In Python 2 there are two basic string types: `str` and `unicode`.  `str` may
carry encoded unicode data but it's always represented in bytes whereas the
`unicode` type does not contain bytes but charpoints.  What does this mean?
Imagine you have the German Umlaut `ö`.  In ASCII you cannot represent that
character, but in the `latin-1` and `utf-8` character sets you can represent
it, but they look differently when encoded:

>>> u'ö'.encode('latin1')
'\xf6'
>>> u'ö'.encode('utf-8')
'\xc3\xb6'

So an `ö` might look totally different depending on the encoding which makes
it hard to work with it.  The solution is using the `unicode` type (as we did
above, note the `u` prefix before the string).  The unicode type does not
store the bytes for `ö` but the information, that this is a
``LATIN SMALL LETTER O WITH DIAERESIS``.

Doing ``len(u'ö')`` will always give us the expected "1" but ``len('ö')``
might give different results depending on the encoding of ``'ö'``.

Unicode in HTTP
===============

The problem with unicode is that HTTP does not know what unicode is.  HTTP
is limited to bytes but this is not a big problem as Werkzeug decodes and
encodes for us automatically all incoming and outgoing data.  Basically what
this means is that data sent from the browser to the web application is per
default decoded from an utf-8 bytestring into a `unicode` string.  Data sent
from the application back to the browser that is not yet a bytestring is then
encoded back to utf-8.

Usually this "just works" and we don't have to worry about it, but there are
situations where this behavior is problematic.  For example the Python 2 IO
layer is not unicode aware.  This means that whenever you work with data from
the file system you have to properly decode it.  The correct way to load
a text file from the file system looks like this::

    f = file('/path/to/the_file.txt', 'r')
    try:
        text = f.decode('utf-8')    # assuming the file is utf-8 encoded
    finally:
        f.close()

There is also the codecs module which provides an open function that decodes
automatically from the given encoding.


Error Handling
==============

Functions that do internal encoding or decoding accept an ``errors``
keyword argument that is passed to :meth:`str.decode` and
:meth:`str.encode`. The default is ``'replace'`` so that errors are easy
to spot. It might be useful to set it to ``'strict'`` in order to catch
the error and report the bad data to the client.

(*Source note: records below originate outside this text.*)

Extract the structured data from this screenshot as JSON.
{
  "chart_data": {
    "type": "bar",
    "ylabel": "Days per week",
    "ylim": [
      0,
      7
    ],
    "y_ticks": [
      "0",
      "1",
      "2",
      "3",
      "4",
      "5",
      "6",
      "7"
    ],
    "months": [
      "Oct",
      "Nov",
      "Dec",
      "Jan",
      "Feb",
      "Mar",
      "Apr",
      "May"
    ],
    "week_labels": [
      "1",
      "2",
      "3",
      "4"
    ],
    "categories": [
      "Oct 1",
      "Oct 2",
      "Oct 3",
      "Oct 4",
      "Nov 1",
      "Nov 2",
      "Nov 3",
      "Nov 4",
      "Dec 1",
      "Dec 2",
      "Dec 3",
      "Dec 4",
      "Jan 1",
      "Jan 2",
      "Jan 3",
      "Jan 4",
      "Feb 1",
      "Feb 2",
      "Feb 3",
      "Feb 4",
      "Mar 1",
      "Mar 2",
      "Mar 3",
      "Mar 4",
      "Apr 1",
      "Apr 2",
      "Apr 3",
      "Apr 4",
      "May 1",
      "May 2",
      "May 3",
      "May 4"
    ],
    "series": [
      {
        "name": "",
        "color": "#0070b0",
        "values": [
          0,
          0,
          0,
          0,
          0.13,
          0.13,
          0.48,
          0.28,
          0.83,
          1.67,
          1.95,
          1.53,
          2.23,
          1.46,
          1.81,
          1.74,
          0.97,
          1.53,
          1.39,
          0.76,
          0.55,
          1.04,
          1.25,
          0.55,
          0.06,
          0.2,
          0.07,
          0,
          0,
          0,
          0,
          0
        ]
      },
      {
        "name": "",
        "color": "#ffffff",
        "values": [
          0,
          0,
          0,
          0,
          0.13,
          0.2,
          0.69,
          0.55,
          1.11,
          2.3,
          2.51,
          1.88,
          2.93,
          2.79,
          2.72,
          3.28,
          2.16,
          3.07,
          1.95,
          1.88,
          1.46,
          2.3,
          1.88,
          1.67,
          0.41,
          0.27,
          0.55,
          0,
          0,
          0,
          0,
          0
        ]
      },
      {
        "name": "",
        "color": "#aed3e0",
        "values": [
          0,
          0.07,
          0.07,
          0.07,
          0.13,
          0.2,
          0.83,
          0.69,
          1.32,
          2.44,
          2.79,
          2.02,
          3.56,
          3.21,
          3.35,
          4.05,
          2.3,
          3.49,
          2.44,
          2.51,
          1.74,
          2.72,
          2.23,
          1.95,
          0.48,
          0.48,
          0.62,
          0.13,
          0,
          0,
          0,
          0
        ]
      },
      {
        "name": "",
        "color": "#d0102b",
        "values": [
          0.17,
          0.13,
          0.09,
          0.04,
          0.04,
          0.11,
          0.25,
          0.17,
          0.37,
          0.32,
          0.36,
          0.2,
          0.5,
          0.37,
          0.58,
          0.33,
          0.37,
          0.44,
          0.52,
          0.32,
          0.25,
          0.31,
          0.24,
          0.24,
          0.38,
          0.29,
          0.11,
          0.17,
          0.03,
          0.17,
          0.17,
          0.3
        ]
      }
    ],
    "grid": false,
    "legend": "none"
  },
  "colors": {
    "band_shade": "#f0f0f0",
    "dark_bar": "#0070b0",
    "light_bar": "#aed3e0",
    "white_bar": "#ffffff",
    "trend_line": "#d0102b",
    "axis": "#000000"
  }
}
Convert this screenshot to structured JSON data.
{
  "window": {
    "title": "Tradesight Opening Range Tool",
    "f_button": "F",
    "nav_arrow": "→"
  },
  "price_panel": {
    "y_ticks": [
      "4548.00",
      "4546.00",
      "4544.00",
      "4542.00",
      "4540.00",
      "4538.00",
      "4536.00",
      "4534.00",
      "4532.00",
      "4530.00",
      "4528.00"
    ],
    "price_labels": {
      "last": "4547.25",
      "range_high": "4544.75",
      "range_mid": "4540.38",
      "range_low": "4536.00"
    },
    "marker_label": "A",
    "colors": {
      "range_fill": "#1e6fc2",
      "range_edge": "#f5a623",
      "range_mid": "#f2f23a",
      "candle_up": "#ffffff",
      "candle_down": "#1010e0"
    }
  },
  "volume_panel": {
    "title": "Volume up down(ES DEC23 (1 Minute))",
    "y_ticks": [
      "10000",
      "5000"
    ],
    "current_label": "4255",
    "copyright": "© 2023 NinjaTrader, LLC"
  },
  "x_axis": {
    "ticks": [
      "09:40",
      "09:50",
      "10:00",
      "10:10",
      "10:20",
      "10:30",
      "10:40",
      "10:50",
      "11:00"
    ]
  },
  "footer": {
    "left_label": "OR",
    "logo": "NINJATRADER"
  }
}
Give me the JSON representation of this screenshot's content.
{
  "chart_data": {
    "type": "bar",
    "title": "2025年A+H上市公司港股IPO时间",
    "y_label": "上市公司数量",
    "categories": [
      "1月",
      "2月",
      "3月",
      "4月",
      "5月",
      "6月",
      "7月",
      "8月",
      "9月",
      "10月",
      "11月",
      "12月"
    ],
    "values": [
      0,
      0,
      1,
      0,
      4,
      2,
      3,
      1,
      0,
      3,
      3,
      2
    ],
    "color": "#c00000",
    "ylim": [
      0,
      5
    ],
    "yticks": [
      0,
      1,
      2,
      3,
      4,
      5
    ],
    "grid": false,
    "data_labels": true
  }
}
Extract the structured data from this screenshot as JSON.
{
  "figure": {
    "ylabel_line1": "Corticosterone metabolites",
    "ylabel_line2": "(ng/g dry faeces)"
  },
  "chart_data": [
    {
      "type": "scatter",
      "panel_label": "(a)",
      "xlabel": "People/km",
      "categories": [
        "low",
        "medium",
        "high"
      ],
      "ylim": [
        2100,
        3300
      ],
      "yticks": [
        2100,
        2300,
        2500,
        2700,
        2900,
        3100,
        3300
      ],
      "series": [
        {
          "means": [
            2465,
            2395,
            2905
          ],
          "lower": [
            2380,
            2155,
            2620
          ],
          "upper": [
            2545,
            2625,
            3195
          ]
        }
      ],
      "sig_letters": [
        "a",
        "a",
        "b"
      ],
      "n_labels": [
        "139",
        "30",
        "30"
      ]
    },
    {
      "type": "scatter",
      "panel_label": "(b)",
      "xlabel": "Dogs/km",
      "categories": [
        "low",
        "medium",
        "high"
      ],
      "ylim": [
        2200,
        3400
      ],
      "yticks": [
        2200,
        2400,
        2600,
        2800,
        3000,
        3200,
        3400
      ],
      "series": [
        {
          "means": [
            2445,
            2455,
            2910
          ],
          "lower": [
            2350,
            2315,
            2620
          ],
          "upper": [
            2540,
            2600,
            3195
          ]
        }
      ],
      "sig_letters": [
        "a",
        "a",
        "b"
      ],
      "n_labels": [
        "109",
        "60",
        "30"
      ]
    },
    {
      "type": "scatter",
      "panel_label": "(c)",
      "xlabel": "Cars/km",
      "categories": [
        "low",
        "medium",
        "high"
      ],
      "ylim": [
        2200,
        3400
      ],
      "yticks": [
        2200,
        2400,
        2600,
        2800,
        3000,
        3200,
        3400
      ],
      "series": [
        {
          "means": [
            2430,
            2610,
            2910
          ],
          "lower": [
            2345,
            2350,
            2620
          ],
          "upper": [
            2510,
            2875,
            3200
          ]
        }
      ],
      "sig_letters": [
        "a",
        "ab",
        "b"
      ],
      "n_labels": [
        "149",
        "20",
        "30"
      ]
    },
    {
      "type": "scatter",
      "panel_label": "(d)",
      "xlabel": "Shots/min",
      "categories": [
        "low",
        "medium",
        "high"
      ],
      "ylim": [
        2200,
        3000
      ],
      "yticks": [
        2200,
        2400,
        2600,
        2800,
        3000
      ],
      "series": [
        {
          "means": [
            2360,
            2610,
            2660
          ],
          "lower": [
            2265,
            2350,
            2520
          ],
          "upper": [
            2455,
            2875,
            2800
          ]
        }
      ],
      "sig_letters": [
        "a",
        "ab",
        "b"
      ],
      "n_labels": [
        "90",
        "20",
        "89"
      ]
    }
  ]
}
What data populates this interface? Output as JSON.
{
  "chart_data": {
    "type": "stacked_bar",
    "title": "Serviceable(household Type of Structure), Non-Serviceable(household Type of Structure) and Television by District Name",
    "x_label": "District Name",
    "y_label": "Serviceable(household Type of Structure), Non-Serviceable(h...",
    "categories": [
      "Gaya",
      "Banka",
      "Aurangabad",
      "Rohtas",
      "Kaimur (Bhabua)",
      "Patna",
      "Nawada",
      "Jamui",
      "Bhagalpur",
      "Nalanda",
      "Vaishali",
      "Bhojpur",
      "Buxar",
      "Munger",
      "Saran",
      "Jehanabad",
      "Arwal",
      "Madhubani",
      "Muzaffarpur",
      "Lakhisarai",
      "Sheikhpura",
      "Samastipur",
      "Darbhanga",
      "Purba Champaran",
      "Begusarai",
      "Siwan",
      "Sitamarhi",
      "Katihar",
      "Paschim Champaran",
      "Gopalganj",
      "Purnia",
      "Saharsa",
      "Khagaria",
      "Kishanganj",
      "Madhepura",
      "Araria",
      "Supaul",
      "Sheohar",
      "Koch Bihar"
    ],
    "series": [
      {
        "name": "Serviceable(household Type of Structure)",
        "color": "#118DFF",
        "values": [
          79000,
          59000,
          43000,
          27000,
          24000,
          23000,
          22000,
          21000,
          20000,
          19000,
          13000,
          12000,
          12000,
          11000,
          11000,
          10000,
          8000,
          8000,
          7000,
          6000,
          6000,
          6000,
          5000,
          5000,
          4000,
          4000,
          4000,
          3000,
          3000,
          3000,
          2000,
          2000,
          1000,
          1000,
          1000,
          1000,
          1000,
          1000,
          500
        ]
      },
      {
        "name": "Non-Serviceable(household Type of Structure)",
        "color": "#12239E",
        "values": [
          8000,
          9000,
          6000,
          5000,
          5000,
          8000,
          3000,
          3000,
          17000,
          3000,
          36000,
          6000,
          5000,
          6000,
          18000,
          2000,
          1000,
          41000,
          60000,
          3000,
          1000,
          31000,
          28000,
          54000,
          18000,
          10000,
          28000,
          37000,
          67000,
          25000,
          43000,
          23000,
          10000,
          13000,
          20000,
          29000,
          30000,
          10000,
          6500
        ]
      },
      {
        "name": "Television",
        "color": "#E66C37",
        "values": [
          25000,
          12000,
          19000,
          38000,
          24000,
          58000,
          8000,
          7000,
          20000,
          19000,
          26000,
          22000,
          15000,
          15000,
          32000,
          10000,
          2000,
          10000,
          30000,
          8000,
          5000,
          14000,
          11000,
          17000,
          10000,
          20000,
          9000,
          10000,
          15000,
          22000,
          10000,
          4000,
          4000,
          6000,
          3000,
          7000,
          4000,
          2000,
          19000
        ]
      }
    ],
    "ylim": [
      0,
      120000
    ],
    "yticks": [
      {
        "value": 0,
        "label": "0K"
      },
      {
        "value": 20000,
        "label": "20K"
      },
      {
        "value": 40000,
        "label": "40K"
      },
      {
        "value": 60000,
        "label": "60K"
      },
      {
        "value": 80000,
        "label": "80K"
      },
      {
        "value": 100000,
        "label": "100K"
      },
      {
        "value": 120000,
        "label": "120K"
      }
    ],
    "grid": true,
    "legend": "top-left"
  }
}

Request and Response Objects
============================

As request and response objects usually are the central entities of Werkzeug
powered applications you can change the default encoding Werkzeug operates on
by subclassing these two classes.  For example you can easily set the
application to utf-7 and strict error handling::

    from werkzeug.wrappers import BaseRequest, BaseResponse

    class Request(BaseRequest):
        charset = 'utf-7'
        encoding_errors = 'strict'

    class Response(BaseResponse):
        charset = 'utf-7'

Keep in mind that the error handling is only customizable for all decoding
but not encoding.  If Werkzeug encounters an encoding error it will raise a
:exc:`UnicodeEncodeError`.  It's your responsibility to not create data that is
not present in the target charset (a non issue with all unicode encodings
such as utf-8).

.. _filesystem-encoding:

The Filesystem
==============

.. versionchanged:: 0.11

Up until version 0.11, Werkzeug used Python's stdlib functionality to detect
the filesystem encoding. However, several bug reports against Werkzeug have
shown that the value of :py:func:`sys.getfilesystemencoding` cannot be
trusted under traditional UNIX systems. The usual problems come from
misconfigured systems, where ``LANG`` and similar environment variables are not
set. In such cases, Python would default to ASCII as filesystem encoding, a
very conservative default that is usually wrong and causes more problems than
it avoids.

Therefore Werkzeug will force the filesystem encoding to ``UTF-8`` and issue a
warning whenever it detects that it is running under BSD or Linux, and
:py:func:`sys.getfilesystemencoding` is returning an ASCII encoding.

See also :py:mod:`werkzeug.filesystem`.